La vie se révèle d’elle-même dans ses expériences

Lorsque j’ai eu cette colère de rage face à ma banquière qui me prélevait des commissions depuis un moment, ce qui engendrait des pertes d’argent alors que j’avais du mal à m’en sortir financièrement continuant de vivre ce passage du manque. J’étais excédée par cette injustice et par le manque de compréhension de celle-ci. J’ai réalisé alors, après avoir déversé tout ce venin en cri et en pleure, que c’est la vie même qui croit et qui pleure s’expérimentant en chaque instant. La banquière n’est que Moi qui répond au jeu.

Elle s’expérimente dans le manque, dans la colère, dans la banquière, dans l’injustice et dans tout le jeu de l’humain. Il m’a fallu être face à « je ne sais rien » et  » je ne comprends rien »  pour conscientiser que tout cela  dépassait le personnage qui croyait être le maitre à bord.

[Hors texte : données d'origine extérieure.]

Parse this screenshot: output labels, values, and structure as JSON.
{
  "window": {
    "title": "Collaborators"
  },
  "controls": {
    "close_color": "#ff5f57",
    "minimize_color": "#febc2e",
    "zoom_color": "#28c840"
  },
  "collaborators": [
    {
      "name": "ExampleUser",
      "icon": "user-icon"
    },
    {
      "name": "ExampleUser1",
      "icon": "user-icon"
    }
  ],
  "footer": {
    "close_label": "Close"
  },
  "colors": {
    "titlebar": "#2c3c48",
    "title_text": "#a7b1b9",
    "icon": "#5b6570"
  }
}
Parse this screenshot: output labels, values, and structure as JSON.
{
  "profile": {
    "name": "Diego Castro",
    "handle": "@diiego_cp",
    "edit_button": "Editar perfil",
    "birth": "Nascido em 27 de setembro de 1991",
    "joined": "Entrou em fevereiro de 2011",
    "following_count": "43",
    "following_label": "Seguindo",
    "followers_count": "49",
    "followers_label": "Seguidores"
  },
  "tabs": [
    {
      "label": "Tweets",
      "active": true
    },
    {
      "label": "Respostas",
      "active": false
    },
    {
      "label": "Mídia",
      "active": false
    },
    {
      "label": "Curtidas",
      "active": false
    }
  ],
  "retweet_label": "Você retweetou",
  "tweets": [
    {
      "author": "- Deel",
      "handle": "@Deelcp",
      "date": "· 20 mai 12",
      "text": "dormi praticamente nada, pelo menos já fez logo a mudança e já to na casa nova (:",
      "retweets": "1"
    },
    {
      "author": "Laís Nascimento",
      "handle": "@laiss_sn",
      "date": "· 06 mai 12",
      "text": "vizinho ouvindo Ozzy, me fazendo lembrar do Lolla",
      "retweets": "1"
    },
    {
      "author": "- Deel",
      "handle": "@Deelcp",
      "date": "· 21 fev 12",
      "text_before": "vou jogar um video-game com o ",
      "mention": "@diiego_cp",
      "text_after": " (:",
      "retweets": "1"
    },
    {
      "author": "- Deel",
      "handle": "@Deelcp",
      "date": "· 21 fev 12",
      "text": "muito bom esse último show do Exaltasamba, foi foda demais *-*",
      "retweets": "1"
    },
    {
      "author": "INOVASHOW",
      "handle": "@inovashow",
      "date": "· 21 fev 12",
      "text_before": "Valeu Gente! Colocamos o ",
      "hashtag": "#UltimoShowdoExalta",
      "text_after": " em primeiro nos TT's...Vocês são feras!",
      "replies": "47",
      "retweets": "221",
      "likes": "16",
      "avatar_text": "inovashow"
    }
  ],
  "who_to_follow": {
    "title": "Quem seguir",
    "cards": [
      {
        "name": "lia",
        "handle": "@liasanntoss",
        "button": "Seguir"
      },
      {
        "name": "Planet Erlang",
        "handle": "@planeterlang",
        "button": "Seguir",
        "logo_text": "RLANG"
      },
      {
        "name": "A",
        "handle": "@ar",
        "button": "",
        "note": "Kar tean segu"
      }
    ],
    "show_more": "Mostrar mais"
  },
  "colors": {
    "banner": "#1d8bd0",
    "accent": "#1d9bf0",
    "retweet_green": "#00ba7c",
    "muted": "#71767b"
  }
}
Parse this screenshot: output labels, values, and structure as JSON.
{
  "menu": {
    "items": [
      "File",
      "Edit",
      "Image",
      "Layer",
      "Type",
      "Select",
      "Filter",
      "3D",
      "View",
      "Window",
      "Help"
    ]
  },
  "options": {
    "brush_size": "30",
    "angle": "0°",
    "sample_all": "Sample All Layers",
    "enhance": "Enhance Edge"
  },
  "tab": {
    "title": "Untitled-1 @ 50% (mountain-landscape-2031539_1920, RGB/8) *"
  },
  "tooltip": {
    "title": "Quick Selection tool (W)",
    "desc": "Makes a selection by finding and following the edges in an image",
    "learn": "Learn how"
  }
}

C’était au-delà de la compréhension et du savoir que générait si savamment le mental jusqu’au moment même de la réalisation.

Ce qui continuait encore de soulever ces vagues même si elles étaient bien moins intenses, c’était la Vie qui se découvrait encore plus, cachée dans l’ombre des mémoires quelques parts encore présentes, m’invitant à suivre son flot, posée et stabilisée dans la présence qui offrait la paix et la plénitude devenues un état presque permanent.

Cette présence c’est juste la conscience qui se regarde elle-même jouer son jeu préféré. Elle s’observait se debater dans les peurs, les colères, les  manques qu’elles créaient en expérimentant chaque fois plus le lâcher prise et l’abandon à elle-même.